Menino, nos longínquos anos 50 eu ficava deslumbrado com a imponência
do Mappin, a maior e mais vistosa loja de departamentos paulistana.
Erguidos face a face, o Mappin e o Teatro Municipal, tão enormes quanto
majestosos, faziam da Praça Ramos de Azevedo o cartão postal de São
Paulo.
Seu relógio era uma espécie de Big Ben para os que passavam e para os que esperavam ônibus.
Parecia destinado a durar para sempre. Eu ainda ignorava que tudo que é solido desmancha no ar.

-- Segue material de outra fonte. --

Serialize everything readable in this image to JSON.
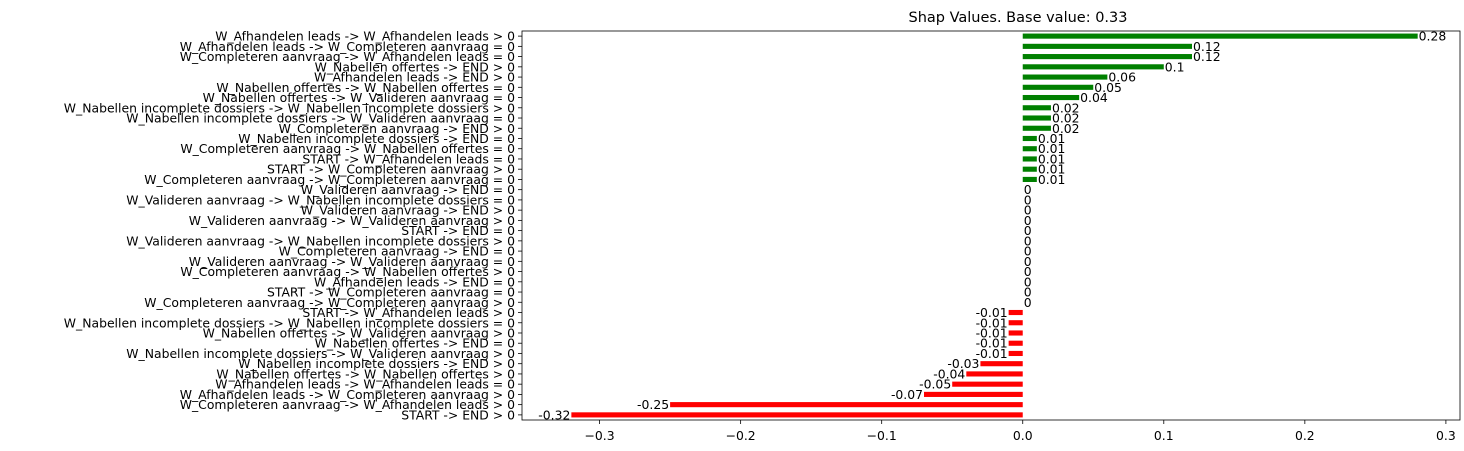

Depois, lá pelos 15 anos, tentei carreira de vendedor. Ia oferecer os carrinhos de chá e mesas de jogo que meu avô fabricava.
Trajando meu primeiro terno, circulei muito, a pé e de ônibus, sem conseguir mais do que 2 ou 3 pedidos. O verdadeiro vendedor já atendia as lojas promissoras.
Inexperiente e sem desenvoltura, eu ainda tinha de tirar leite de pedra. Não conseguia.
Tentei de tudo. Percorri de ponta a ponta a av. Celso Garcia, que tinha forte comércio moveleiro. Em vão.
Fui até a São Bernardo do Campo, sem perceber que lá havia muitas lojas de móveis porque existiam muitas fábricas.
Compadecendo-se da minha falta de jeito, um velho me comprou um carrinho e uma mesa. Vovô detestou ir da Mooca ao ABC para entregar duas míseras peças.
Arrisquei também uma subida ao Olimpo, ou seja, ao Mappin.
Depois de um chá de cadeira de mais de uma hora, o encarregado das compras, do alto de sua magnificência, dignou-se a explicar os fatos da vida: só adquiria itens em grande quantidade, e por preços bem inferiores aos oferecidos a outros comerciantes.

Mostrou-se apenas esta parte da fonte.